Minutes later, straight from the oven, milky yellow loaves stand arranged on shelves and the scent of baking, mingled with light wood smoke, warm the morning air. A car parked outside begins to take delivery to shops and roadside retailers around town.

The puree, paste made from crushing a new breed of potato called orange-fleshed sweet potato (OFSP) after steaming it, is becoming the new normal in bread-making in Nigeria, where a good number of bakeries have fallen on hard times following record jumps in the cost of producing bread.

Taking the plunge

What passion, or optimism, could have engulfed a young woman to the point of selling her only investment, a promising one at that, and ploughing the proceeds into cultivating OFSP just because she heard people talking about the spud at a seminar?

Twenty-nine at the time, Maryann Okoli, who owns the bakery, returned one day in 2018 to Port Harcourt from a workshop in Umuahia to convert her one-hectare cucumber plantation into an OFSP farm because the latter offered enchanting prospects.

“I ran into them, I am someone that is very inquisitive. I said ‘I want to know this thing more,’” she told PREMIUM TIMES. “But I got more attracted because of the health benefits, the nutritional benefits.”

Out of the thrill of her new discovery and because that could help others solve their health problems, she started out talking to almost everyone she came across the gospel of the wonders of a miracle spud that not only holds the balm to wide-ranging ailments like diabetes and nutritional blindness but is also used for making foods as varied as pastries, juice and pap.

Because the market was incredibly huge and she was raring to enlarge her share of it, Ms Okoli was soon confronted with a major challenge.

After putting it on Facebook, calls came from all over Nigeria and she was inundated with calls from other parts of Africa also.
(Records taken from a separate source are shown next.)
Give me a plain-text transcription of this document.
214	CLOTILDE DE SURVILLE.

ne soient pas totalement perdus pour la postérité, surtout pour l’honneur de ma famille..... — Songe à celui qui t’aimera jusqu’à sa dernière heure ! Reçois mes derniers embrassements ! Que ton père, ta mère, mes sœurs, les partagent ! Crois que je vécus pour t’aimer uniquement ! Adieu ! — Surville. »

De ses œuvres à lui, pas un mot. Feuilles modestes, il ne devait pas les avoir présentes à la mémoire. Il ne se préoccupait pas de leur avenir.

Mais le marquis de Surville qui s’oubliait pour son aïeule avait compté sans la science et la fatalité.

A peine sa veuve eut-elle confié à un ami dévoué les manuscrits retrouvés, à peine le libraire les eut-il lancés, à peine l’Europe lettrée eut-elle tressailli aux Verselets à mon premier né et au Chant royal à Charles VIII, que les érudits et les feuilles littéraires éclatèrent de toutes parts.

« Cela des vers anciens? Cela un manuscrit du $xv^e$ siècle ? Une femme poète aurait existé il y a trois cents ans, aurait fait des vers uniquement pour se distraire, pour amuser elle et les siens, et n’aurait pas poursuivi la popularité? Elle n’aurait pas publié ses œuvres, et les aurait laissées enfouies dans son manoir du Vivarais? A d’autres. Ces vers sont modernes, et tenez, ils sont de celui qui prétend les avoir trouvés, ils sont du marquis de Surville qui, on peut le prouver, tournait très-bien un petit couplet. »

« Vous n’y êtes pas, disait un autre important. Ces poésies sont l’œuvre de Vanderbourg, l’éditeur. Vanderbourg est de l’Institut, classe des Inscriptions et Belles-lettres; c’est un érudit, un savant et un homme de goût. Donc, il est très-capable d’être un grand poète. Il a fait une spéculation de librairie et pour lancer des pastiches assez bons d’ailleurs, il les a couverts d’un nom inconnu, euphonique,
Interestingly, it was only the processing of OFSP flour and puree she was doing at that point.

But supply constraints stood in her way, for her farm was not yet in perfect shape and, as the pressure mounted, it was clear to her she would soon be faced with unmet demands.

To make up for the hiatus in sales from the 10 months between land clearing and harvest, Ms Okoli would buy the potato from some parts of northern Nigeria, where it was mass-produced and then resell. Helped by the vibrant market, she sold the entire produce from the one hectare within two weeks.

With 17 staff now on her payroll, Ms Okoli produces at least 5,000 loaves of bread a day and said she makes 100 per cent gain from producing juice from OFSP.

“It’s highly profitable. Wherever I go for training, especially master bakers training, after training them because it’s always practical training, we always calculate the profit margin,” she said.

“In a bag of flour, when you include 40 per cent of OFSP to a bag of flour, you are making a minimum of N5,000 to N8,000 ($12 to $19) profit in a bag. You make more money by adding potatoes.”

Nigeria’s wheat crisis and a new optimism

Nigeria's Sweet Potato Production Compared to Wheat Production
Nigeria’s Sweet Potato Production Compared to Wheat Production

With varying degrees of success, bakers like Ms Okoli are turning to OFSP puree to make a new kind of bread in Nigeria that is cost-effective and at the same time promises great health benefits, a culinary breakthrough that could radically redefine how bread is produced and priced in a country with the highest cost of bread in Africa.

That shift seems fitting at a time when record spikes in the prices of wheat flour and sugar is making bread, once a staple affordable for the poor, a luxury to middle-income households. Nigeria’s food inflation touched its 15-year high in April 2021, with cereal and bread being two of the key drivers cited by the statistics office. By May 2022, the inflation rate stood at 16.82 per cent.

Flour and sugar account for roughly four-fifths of the input in bread production, according to Emmanuel Onuorah, president of Premium Breadmakers Association of Nigeria (PBAN).

As meagre as 1 per cent of the 4.7 million tons of the wheat projected by the U.S. Department of Agriculture to be consumed by Africa’s most populous nation this year would be produced at home, leaving the humongous balance at the mercy of importation.

The commodity tops Nigeria’s food import bill every year, with the country’s wheat spend for 2021 approaching $2.5 billion from $1.5 billion two years earlier. That has set the government on a race to limit access to foreign exchange for wheat imports so that it could conserve its dollar reserves.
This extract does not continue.